Kay Burningham has been scrutinizing the case law relating to these doctrines for 15 years and is well prepared to argue that fraudulent misrepresentation of historical facts as an inducement to faith is beyond the protection of exempt "religious freedom". She will appear on behalf of Laura Gaddy and, potentially, all others similarly situated. Dallin Oaks, will not be appearing. The Church of Jesus Christ of Latter-day Saints is represented by David Jordan of Stoel Rives, LLP of Salt Lake City. David Jordan served as a mission president for the Church of Jesus Christ of Latter-day Saints in London, England.

The Church has filed a motion to dismiss, citing pages of “legal precedents” believed to support the Church’s argument that Gaddy’s “issues with the Church have no business in court”. Curiously, some of the case law cited by Attorney Jordan are more supportive of Gaddy’s complaint than not. One wonders if he actually studied it, or if it was just handed over by the Becket Group with Dallin Oaks drafting the motion. Moreover, Gaddy’s complaint is liberally misrepresented in the motion to dismiss, with false claims that the complaint calls upon the court to adjudicate the truthfulness of the Church and of the Book of Mormon. Gaddy’s complaint plainly does no such thing. Burningham's response on behalf of Gaddy is due by September, 28th, barring extensions.

The Complaint alleges that specific aspects of the LDS Church’s false historical narratives and continuing misrepresentations “caused immeasurable emotional harm in the form of existential crises, suicides, suicidal ideation, broken families, insomnia, anxiety, and depression, of which [LDS] and members of the Mormon hierarchy are acutely aware.” Proof of this awareness is cited in the Complaint though not attached as an exhibit. The actual “Faith Crisis Report” referred to in the Complaint was presented to Church leadership in 2013. The above-referenced quote is an excerpt from that report.
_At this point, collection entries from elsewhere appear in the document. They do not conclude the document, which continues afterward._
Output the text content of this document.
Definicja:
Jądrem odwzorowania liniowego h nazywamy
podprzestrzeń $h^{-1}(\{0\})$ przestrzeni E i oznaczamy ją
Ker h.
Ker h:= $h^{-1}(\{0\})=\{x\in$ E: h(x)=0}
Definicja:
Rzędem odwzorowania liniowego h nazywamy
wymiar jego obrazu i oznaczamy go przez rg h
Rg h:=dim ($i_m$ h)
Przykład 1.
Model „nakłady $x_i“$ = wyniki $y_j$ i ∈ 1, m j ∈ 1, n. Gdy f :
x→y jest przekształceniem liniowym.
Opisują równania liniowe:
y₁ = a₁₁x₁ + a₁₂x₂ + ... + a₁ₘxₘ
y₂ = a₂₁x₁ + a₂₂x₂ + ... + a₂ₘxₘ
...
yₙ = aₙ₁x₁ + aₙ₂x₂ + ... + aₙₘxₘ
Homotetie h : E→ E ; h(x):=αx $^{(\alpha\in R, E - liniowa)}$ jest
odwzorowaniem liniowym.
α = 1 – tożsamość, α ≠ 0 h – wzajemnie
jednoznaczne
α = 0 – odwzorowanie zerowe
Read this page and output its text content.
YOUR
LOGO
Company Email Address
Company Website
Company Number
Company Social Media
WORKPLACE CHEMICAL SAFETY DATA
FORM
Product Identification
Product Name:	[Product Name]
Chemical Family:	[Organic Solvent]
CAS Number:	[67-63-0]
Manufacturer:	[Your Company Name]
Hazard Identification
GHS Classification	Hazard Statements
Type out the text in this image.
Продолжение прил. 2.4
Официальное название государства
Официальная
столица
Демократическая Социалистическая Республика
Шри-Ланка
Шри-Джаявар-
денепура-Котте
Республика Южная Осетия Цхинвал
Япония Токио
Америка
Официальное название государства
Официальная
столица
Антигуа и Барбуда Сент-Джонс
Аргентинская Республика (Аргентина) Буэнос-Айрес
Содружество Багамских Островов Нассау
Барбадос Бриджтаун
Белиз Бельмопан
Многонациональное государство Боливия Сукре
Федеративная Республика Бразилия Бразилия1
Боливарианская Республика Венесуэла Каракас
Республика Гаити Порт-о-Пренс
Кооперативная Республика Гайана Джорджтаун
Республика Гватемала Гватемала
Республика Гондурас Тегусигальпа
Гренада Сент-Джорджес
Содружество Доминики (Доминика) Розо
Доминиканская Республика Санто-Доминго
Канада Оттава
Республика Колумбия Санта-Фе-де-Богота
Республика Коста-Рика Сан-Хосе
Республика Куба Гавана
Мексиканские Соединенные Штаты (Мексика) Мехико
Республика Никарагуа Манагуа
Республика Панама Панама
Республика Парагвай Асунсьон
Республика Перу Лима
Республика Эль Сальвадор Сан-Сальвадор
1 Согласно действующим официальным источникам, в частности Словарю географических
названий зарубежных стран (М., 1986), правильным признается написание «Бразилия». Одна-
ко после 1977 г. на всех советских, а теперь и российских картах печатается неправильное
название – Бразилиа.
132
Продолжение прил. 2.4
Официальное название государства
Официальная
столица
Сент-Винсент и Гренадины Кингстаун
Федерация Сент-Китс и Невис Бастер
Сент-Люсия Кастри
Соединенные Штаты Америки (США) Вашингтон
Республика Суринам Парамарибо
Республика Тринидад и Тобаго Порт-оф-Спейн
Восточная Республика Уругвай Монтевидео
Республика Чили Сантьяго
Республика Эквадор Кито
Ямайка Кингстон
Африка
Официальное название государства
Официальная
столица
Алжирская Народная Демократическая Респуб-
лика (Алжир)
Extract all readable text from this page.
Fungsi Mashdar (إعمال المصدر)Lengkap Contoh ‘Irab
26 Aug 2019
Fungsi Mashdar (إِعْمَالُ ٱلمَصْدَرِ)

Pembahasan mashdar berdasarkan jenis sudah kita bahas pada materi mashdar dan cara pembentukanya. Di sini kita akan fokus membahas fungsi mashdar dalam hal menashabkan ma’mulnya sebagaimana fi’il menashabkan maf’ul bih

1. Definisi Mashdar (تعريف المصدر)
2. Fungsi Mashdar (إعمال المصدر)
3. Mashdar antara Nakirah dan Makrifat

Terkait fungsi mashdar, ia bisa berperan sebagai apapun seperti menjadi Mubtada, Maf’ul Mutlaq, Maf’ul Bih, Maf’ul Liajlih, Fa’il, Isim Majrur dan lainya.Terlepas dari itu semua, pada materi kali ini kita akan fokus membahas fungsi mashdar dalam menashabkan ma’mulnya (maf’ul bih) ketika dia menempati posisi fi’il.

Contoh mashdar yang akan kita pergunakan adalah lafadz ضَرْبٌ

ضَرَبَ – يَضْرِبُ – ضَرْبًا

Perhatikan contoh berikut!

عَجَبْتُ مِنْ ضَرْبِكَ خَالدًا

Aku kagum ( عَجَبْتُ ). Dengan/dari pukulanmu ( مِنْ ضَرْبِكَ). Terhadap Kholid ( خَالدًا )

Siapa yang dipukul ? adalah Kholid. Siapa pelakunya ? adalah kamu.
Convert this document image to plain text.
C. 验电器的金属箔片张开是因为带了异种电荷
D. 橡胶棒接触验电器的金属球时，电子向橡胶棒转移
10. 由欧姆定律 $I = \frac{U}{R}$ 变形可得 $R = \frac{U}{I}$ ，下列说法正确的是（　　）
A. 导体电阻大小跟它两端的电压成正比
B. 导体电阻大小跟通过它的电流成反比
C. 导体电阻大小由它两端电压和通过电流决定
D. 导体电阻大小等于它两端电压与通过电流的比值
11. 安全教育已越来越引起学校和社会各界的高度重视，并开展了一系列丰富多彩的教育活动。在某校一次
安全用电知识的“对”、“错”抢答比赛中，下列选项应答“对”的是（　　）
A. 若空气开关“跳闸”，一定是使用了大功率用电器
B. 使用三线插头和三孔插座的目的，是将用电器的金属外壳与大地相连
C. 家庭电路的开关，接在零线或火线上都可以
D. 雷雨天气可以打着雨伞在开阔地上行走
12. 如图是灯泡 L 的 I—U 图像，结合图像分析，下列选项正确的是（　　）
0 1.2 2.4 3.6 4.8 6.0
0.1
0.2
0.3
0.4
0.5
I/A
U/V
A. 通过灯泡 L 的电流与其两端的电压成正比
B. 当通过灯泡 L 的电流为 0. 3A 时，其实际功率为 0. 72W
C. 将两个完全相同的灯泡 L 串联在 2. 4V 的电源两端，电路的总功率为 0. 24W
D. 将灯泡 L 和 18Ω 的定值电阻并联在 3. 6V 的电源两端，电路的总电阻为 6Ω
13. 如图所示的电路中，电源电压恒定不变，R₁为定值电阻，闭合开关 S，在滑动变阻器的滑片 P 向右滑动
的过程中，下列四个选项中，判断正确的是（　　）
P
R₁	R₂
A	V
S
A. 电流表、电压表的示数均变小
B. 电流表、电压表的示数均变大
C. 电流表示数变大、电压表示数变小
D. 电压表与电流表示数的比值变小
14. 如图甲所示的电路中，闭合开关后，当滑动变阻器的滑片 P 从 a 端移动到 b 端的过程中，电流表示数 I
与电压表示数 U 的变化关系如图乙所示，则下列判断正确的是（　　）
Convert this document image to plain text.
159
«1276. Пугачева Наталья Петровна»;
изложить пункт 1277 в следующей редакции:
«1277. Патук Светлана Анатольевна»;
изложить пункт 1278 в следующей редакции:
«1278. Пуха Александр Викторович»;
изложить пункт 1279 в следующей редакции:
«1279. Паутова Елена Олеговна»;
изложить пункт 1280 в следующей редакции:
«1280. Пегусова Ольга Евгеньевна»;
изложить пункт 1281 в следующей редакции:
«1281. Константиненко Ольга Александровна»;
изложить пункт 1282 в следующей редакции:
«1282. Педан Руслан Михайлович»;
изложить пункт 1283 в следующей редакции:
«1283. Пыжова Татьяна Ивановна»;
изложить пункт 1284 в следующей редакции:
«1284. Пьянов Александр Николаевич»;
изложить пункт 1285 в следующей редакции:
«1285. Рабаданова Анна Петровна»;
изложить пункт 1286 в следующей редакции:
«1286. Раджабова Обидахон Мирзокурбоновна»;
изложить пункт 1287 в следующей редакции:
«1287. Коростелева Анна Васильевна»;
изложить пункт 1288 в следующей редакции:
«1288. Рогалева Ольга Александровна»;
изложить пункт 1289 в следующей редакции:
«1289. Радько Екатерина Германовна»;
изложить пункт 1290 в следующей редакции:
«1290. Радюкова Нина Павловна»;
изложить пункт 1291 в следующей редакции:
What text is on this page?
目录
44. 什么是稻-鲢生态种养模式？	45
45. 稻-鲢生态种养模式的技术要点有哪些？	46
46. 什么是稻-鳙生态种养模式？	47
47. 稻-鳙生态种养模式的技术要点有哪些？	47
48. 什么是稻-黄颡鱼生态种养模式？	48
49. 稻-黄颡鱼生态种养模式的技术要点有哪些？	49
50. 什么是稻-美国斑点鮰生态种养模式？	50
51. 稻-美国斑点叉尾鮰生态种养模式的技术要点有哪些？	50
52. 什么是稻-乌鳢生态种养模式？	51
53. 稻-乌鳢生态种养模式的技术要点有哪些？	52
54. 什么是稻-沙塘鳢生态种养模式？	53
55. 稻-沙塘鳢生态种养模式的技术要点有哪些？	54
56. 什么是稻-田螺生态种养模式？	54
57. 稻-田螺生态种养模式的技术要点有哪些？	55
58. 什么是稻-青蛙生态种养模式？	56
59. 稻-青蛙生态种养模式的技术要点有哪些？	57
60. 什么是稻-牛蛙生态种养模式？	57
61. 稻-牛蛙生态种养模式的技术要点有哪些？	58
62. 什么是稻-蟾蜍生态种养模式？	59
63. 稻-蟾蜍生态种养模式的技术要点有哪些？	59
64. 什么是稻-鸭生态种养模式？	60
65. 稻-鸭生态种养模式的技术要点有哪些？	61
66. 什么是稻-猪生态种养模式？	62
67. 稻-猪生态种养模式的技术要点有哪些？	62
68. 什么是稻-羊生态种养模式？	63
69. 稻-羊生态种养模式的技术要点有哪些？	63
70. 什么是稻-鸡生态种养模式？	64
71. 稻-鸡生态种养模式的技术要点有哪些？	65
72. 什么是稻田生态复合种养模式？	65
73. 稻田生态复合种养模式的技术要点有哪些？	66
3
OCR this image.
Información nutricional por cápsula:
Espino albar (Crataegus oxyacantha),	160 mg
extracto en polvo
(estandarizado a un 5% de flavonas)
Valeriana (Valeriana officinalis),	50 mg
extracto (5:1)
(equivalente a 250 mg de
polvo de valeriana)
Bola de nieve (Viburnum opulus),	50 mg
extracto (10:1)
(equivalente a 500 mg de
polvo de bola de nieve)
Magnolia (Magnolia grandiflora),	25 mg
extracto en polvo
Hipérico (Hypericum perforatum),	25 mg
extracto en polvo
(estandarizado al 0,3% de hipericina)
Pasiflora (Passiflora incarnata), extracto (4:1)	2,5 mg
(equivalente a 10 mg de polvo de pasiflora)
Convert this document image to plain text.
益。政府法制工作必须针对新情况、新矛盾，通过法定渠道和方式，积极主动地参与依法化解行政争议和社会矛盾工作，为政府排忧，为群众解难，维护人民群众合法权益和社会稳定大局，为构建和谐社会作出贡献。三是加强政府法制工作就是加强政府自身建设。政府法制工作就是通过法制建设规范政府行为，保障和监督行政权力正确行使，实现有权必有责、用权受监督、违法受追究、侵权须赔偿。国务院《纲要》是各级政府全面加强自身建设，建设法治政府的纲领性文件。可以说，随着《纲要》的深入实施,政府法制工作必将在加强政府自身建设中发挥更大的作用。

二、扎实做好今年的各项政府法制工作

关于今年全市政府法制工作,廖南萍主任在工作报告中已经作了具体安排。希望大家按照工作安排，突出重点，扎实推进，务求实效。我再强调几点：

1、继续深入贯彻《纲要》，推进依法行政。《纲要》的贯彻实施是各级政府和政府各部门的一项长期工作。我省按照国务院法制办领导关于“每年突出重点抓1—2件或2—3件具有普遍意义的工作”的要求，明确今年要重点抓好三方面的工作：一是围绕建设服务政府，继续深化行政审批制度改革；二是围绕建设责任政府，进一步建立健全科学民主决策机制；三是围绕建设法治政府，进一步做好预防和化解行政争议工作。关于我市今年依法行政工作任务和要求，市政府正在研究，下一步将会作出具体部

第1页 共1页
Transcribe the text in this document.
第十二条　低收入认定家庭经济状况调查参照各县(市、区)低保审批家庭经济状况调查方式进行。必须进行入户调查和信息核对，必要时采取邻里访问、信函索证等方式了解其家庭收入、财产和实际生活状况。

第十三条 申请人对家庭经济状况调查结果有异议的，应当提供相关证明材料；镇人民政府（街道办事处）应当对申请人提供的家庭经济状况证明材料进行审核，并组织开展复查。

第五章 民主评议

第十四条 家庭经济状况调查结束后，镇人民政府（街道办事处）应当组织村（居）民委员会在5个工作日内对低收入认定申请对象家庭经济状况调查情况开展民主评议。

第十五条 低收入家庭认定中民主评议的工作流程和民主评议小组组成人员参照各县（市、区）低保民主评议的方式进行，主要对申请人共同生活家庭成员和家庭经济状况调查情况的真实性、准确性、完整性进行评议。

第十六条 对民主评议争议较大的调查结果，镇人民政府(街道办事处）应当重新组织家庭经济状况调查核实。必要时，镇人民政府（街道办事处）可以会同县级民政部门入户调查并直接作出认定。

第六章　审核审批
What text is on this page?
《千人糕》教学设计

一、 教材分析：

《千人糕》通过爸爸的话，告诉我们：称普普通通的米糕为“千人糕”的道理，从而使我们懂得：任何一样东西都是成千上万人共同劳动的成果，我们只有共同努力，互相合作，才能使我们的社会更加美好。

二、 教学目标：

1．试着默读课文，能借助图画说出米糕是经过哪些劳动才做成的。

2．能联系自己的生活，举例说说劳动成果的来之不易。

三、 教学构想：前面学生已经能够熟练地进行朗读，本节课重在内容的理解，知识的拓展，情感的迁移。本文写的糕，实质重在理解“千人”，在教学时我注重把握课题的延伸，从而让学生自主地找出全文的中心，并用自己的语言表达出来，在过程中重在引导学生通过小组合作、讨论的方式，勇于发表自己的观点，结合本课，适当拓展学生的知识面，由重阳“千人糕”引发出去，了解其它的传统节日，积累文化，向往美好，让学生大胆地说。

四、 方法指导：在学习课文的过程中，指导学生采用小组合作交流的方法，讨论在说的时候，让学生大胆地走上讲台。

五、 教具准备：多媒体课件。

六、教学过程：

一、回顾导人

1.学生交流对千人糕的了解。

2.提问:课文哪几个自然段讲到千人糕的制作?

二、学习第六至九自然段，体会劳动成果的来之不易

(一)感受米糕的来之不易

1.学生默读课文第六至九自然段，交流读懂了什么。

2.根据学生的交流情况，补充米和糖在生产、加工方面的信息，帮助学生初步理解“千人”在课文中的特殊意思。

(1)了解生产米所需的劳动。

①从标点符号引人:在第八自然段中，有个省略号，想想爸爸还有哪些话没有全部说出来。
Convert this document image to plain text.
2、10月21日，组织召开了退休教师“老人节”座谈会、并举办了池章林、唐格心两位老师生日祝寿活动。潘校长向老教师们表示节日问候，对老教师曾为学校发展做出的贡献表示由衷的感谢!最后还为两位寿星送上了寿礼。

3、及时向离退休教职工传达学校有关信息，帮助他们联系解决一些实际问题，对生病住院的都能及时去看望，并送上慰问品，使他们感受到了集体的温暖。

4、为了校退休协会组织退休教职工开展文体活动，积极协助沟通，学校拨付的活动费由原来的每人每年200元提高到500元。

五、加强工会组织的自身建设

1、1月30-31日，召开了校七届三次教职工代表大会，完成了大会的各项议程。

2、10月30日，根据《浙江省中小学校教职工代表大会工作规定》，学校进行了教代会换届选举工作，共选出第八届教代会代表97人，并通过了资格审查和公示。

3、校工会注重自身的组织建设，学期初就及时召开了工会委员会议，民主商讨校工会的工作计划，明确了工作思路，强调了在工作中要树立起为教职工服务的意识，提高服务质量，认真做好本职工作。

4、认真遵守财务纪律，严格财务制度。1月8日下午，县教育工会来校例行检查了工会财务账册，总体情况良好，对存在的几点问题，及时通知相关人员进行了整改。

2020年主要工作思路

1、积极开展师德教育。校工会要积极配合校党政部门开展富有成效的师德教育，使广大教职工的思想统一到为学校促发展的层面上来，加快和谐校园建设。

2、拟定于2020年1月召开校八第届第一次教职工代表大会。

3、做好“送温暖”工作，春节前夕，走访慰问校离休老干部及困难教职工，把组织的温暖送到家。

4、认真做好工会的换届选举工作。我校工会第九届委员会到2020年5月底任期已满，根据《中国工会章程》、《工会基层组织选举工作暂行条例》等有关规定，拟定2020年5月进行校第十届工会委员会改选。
The report documents the human suffering as attributed specifically to those who come to learn of the disparity between the official narrative of LDS Church history and the actual facts.

The perplexing strategy of defense counsel’s misrepresentation of the substance of the Complaint to a federal judge who is obliged to read it for himself raises interesting questions. What audience did defense counsel’s response intend? Does he presume the court to be so corrupt that it will overlook its judicial duty to lay aside the local prejudices and read for itself? Or is he, according to a theory of Mormon Epistemology, just blinded to the obvious incongruity of his motion with the substance of the Complaint by virtue of what the theory predicts for all who fall prey to a lifetime of suspending critical thinking in favor of the warm and fuzzy feeling of pleasing the prophets (Church leadership) with blind and unreasoned obedience?

The fears of those who believe that justice for the Mormon Corporate Empire is not likely to be found in a Utah kangaroo court are not well supported by the fact that the case has just been assigned to Judge Robert Shelby who struck down Utah’s constitutional provision that marriage be limited to one man and one woman. Clearly, he is not a patron of traditional Mormon dogma, a hopeful sign for the Gaddy complaint.

The saga of Mormon Fraud and the shameful tolerance of it in American culture continues.